I need to find fast way to get indicies of neighbors with values like current
For example:
arr = [0, 0, 0, 1, 0, 1, 1, 1, 1, 0]
indicies = func(arr, 6)
# [5, 6, 7, 8]
6th element has value 1, so I need full slice containing 6th and all it's neighbors with same value
It is like a part of flood fill algorithm. Is there a way to do it fast in numpy? Is there a way for 2D array?
EDIT
Let's see some perfomance tests:
import numpy as np
import random
np.random.seed(1488)
arr = np.zeros(5000)
for x in np.random.randint(0, 5000, size = 100):
arr[x:x+50] = 1
I will compare function from @Ehsan:
def func_Ehsan(arr, idx):
change = np.insert(np.flatnonzero(np.diff(arr)), 0, -1)
loc = np.searchsorted(change, idx)
start = change[max(loc-1,0)]+1 if loc<len(change) else change[loc-1]
end = change[min(loc, len(change)-1)]
return (start, end)
change = np.insert(np.flatnonzero(np.diff(arr)), 0, -1)
def func_Ehsan_same_arr(arr, idx):
loc = np.searchsorted(change, idx)
start = change[max(loc-1,0)]+1 if loc<len(change) else change[loc-1]
end = change[min(loc, len(change)-1)]
return (start, end)
with my pure python function:
def my_func(arr, index):
val = arr[index]
size = arr.size
end = index + 1
while end < size and arr[end] == val:
end += 1
start = index - 1
while start > -1 and arr[start] == val:
start -= 1
return start + 1, end
Take a look:
np.random.seed(1488)
%timeit my_func(arr, np.random.randint(0, 5000))

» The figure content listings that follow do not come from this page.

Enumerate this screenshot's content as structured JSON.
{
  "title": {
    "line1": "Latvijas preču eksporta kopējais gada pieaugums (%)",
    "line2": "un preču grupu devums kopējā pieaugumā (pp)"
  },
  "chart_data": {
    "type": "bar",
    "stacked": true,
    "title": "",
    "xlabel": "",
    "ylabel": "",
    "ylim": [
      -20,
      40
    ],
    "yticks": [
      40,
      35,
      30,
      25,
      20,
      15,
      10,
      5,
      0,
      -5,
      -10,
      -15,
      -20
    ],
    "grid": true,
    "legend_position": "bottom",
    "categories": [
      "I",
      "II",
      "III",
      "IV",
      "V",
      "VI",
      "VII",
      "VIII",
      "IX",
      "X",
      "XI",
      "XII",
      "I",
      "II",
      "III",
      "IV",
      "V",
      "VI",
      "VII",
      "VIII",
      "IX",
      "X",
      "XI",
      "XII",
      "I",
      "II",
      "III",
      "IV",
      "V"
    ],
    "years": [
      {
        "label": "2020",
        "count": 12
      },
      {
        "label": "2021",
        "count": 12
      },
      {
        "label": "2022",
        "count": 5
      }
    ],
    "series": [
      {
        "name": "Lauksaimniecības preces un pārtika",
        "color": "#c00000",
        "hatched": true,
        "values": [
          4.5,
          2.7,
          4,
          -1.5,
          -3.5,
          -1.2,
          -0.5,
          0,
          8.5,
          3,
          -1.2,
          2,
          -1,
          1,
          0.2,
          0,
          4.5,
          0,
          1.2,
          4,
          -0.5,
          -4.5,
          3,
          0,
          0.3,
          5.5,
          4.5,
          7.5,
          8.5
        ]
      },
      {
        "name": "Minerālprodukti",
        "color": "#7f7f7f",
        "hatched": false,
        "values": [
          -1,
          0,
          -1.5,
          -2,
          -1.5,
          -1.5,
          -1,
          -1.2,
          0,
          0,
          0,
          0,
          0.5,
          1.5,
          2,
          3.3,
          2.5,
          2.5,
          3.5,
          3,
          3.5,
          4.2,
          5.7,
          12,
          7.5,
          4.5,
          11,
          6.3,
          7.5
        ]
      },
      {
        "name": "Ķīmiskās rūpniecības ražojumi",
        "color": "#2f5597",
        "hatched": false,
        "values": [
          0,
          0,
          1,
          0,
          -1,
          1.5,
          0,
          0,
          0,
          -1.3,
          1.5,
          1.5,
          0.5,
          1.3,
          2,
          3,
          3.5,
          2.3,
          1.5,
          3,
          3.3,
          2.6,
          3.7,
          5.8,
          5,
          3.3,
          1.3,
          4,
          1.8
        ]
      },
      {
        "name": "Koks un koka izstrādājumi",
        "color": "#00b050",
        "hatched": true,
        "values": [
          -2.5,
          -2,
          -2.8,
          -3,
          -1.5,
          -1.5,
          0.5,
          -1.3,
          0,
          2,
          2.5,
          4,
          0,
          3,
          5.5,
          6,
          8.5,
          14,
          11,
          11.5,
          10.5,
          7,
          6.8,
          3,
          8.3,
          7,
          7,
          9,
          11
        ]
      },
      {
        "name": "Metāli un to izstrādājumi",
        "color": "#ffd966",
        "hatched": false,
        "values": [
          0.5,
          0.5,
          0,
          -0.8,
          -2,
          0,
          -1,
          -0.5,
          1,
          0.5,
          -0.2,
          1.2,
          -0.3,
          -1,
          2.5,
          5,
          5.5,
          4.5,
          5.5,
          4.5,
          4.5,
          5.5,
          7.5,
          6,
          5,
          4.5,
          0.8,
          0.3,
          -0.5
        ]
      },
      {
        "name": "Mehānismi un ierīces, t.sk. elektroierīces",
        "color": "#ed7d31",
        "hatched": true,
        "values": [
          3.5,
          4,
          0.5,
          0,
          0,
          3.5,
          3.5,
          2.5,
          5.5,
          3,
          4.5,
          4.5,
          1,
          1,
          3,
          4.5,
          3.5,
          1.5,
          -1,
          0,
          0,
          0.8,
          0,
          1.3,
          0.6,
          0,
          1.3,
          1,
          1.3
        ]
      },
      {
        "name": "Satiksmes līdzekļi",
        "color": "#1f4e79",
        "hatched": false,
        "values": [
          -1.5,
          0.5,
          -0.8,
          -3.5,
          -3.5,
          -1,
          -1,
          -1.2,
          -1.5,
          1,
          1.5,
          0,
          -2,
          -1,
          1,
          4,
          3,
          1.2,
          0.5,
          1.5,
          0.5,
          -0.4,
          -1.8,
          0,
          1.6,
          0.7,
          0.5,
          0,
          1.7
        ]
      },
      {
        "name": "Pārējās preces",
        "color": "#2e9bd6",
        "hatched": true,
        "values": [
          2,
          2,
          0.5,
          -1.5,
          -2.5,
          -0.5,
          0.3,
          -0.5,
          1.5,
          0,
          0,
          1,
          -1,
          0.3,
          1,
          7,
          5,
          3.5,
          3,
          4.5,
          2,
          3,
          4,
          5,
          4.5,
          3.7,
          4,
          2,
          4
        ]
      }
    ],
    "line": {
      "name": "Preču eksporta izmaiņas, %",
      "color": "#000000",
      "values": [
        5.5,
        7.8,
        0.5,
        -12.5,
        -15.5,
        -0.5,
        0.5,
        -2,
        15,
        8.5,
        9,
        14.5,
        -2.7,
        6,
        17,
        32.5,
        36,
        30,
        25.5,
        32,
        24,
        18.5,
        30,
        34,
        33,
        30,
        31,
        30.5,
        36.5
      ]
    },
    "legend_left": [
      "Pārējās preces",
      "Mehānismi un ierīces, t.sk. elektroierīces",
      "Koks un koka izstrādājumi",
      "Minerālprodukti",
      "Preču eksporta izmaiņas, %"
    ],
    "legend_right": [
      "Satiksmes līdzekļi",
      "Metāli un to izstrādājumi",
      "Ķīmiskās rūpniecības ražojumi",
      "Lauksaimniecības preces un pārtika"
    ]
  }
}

# 42.4 µs ± 700 ns per loop (mean ± std. dev. of 7 runs, 10000 loops each)
np.random.seed(1488)
%timeit func_Ehsan(arr, np.random.randint(0, 5000))
# 115 µs ± 1.92 µs per loop (mean ± std. dev. of 7 runs, 10000 loops each)
np.random.seed(1488)
%timeit func_Ehsan_same_arr(arr, np.random.randint(0, 5000))
# 18.1 µs ± 953 ns per loop (mean ± std. dev. of 7 runs, 10000 loops each)
Is there a way to use same logic by numpy, without C module/Cython/Numba/python loops? And make it faster!